Using both categorization and text mining, the product goes through text and
assigns binary values to it, while simultaneously establishing patterns and
applying business rules to that text. The software then runs the text against
its taxonomy and assigns the contents a place in that taxonomy based on business
rules and pattern recognition.
LexTech uses proprietary software to convert a paper law firm invoice into an
electronic file format called Ledes (which stands for legal electronic data
exchange standard). Companies like Blue Shield of California send outside
counsel invoices to LexTech to be converted into Ledes files and entered into
their database to be viewed online. ''They also send Ledes files to us
electronically so we can put them in our practice management system and access
them on our own,'' said Seth Jacobs, senior VP and general counsel for Blue
Shield of California in San Francisco.
Blue Shield turned to LexTech when law firms it was dealing with were unable
to produce invoices in electronic format. Blue Shield of California relies on
LexTech's technology to notice data trends in its legal financial information.

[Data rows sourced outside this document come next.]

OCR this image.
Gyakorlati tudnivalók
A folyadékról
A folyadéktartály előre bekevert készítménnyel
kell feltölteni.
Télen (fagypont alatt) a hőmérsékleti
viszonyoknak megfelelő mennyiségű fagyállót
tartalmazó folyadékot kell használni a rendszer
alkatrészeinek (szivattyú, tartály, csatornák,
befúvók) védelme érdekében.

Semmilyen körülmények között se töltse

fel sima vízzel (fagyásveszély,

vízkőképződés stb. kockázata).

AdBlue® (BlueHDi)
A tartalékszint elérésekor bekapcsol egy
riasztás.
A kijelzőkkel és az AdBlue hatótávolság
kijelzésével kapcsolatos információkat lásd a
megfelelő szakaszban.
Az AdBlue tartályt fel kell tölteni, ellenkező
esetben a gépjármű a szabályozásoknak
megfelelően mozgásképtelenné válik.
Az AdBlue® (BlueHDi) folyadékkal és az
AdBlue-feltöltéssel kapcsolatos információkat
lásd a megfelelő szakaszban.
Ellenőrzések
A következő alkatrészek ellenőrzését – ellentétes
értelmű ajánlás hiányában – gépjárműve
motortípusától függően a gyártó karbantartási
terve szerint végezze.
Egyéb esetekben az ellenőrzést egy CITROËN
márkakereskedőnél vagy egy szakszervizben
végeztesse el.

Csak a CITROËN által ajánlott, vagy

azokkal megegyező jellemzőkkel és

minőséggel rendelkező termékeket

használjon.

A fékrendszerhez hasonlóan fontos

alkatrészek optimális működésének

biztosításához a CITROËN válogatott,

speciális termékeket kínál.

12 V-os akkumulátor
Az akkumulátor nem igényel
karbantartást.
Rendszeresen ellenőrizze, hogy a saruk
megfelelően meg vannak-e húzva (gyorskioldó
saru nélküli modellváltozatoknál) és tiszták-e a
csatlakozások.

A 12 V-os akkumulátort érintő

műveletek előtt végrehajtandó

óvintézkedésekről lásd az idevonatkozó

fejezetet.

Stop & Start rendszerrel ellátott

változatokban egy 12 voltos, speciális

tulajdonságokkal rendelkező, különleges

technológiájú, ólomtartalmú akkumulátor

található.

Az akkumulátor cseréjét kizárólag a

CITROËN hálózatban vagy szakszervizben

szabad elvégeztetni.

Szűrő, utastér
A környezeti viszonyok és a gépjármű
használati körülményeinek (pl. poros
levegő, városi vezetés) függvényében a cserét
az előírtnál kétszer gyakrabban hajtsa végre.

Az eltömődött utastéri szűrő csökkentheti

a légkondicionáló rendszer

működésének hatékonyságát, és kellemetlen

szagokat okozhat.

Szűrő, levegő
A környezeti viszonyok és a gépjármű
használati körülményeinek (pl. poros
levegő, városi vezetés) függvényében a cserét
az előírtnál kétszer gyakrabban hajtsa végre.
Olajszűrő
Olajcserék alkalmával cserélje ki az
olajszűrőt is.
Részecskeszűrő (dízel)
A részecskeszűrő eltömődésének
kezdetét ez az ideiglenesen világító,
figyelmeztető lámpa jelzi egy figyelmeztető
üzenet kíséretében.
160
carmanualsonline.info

''We're seeking to identify a means of comparing lawyer performance to other
lawyer performance,'' Jacobs explained. ''When the financial information is
converted and put into a database form, we can report off the database just like
any other data to determine its metrics for performance. We can create a report
that would show us, for example, the average cost for a motion for summary
judgment by case type.''
The biggest benefit to Blue Shield is the ability to look at macro data
across many different firms, time periods and cases to identify trends. Before
engaging LexTech, Blue Shield of California had to do this type of task
manually, if it did it at all. Because a legal invoice can be 10, 20 or even 100
pages long, ''the only way to track this kind of data would be to go through
hundreds of pages of legal invoices, put information into an Excel spreadsheet
and manually grind it out,'' Jacobs said. ''It was not really feasible to do
this manually.''
Strategic Legal Management has let Blue Shield of California ''look at data
in ways we've never been able to see it before so we can better manage our
outside counsel expense,'' Jacobs said. And there is no manual intervention
required. ''The only time it takes is the time to design the report, query the
system and have the report show up on the computer,'' he said.
A handful of other firms are offering similar technologies. They include
Attensity Corp., Salt Lake City, Biz360 Inc., San Mateo, Calif., and WhizBang
Labs Inc., Provo, Utah. More mainstream content management providers are likely
to follow because there is a definite need in the industry for this type of
technology. IDC's Morris believes it will be another three to five years before
we see widespread adoption, however.
Considerable growth still needs to take place in categorization and text
mining before these applications become more widespread. In the meantime, Morris
said, you can expect to see more specialized applications. The area of content
management is continuing to grow and gain interest, as is verticalization and
industry-specific applications. According to Morris, ''Winning applications will
bring together content, collaboration and analysis in a vertical-specific
process.''
For now, vendors will continue to find ways to make information in and across
documents more useful to users. ''Today, in the age of infoglut, we have lots of
content available within our enterprise repositories,'' said Geoffrey Bock,
senior consultant/analyst at Patricia Seybold Group, Boston. ''But unless we
have the capabilities to find just what we need, just when we need it, all of
these stored information assets represent nothing more than bits on disks.'' So,
a-mining we will go.